¿Cuál es su origen?

Parece ser que por las calles de Marsella deambulaban, en plena epidemia de peste de 1720, cuatro ladrones que sobrevivían saqueando las casas de los infectados y robando de los cadáveres de los apestados las cosas de valor que pudieran contener. No tardaron en llamar la atención de las autoridades, quienes les habían dejado actuar las primeras veces sabiendo que con una dedicación tan suicida no iban a resultar un problema. Sin embargo, para asombro de la jurisdicción de la ciudad, continuaron durante algún tiempo y no cesaron en su actividad, lo que vino a suponer su definitiva captura ante la sospecha de que utilizaban algún repulsivo o remedio contra la enfermedad. Una vez encarcelados,  fueron conminados a explicar cómo era que estando toda la población bajo el azote de la peste y siendo diezmada por la epidemia, ellos pudieran, sin aparente problema ni contagio, estar en contacto continuo con los muertos y no contraer la enfermedad.
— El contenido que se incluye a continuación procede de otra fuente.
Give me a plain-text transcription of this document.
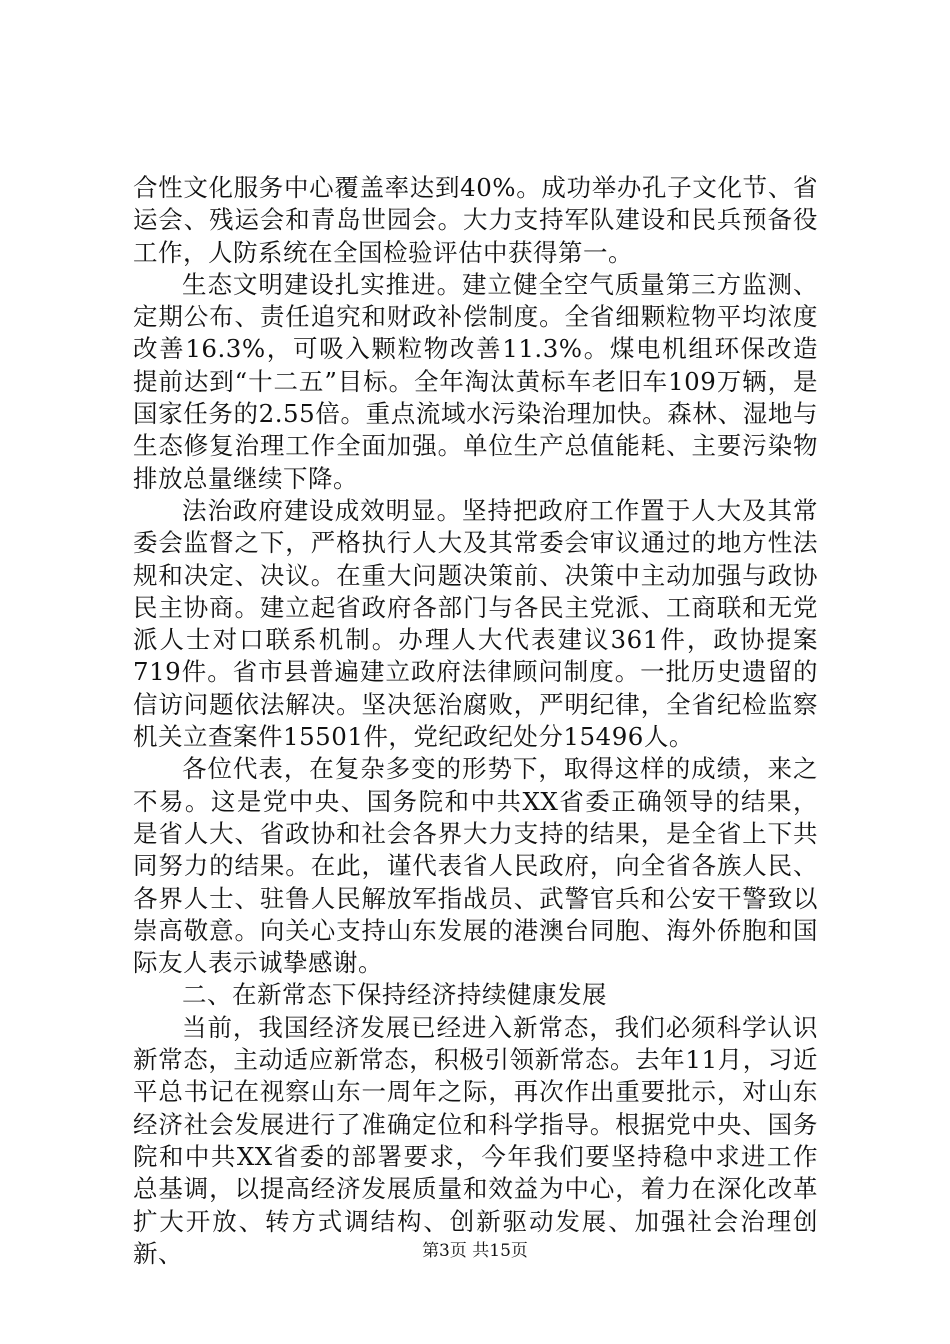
合性文化服务中心覆盖率达到40%。成功举办孔子文化节、省运会、残运会和青岛世园会。大力支持军队建设和民兵预备役工作，人防系统在全国检验评估中获得第一。

生态文明建设扎实推进。建立健全空气质量第三方监测、定期公布、责任追究和财政补偿制度。全省细颗粒物平均浓度改善16.3%，可吸入颗粒物改善11.3%。煤电机组环保改造提前达到“十二五”目标。全年淘汰黄标车老旧车109万辆，是国家任务的2.55倍。重点流域水污染治理加快。森林、湿地与生态修复治理工作全面加强。单位生产总值能耗、主要污染物排放总量继续下降。

法治政府建设成效明显。坚持把政府工作置于人大及其常委会监督之下，严格执行人大及其常委会审议通过的地方性法规和决定、决议。在重大问题决策前、决策中主动加强与政协民主协商。建立起省政府各部门与各民主党派、工商联和无党派人士对口联系机制。办理人大代表建议361件，政协提案719件。省市县普遍建立政府法律顾问制度。一批历史遗留的信访问题依法解决。坚决惩治腐败，严明纪律，全省纪检监察机关立查案件15501件，党纪政纪处分15496人。

各位代表，在复杂多变的形势下，取得这样的成绩，来之不易。这是党中央、国务院和中共XX省委正确领导的结果，是省人大、省政协和社会各界大力支持的结果，是全省上下共同努力的结果。在此，谨代表省人民政府，向全省各族人民、各界人士、驻鲁人民解放军指战员、武警官兵和公安干警致以崇高敬意。向关心支持山东发展的港澳台同胞、海外侨胞和国际友人表示诚挚感谢。

二、在新常态下保持经济持续健康发展

当前，我国经济发展已经进入新常态，我们必须科学认识新常态，主动适应新常态，积极引领新常态。去年11月，习近平总书记在视察山东一周年之际，再次作出重要批示，对山东经济社会发展进行了准确定位和科学指导。根据党中央、国务院和中共XX省委的部署要求，今年我们要坚持稳中求进工作总基调，以提高经济发展质量和效益为中心，着力在深化改革扩大开放、转方式调结构、创新驱动发展、加强社会治理创新、	第3页 共15页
Ante la posible amenaza de ser acusados de brujería o de actos impuros, revelaron su secreto: se ungían el cuerpo con un brebaje que uno de ellos había aprendido a preparar. Esta pócima, conocida desde entonces como el “Vinagre de los cuatro ladrones” consistía en el macerado en vinagre blanco de alta graduación de cuatro hierbas: la salvia, el romero, el espliego y el tomillo.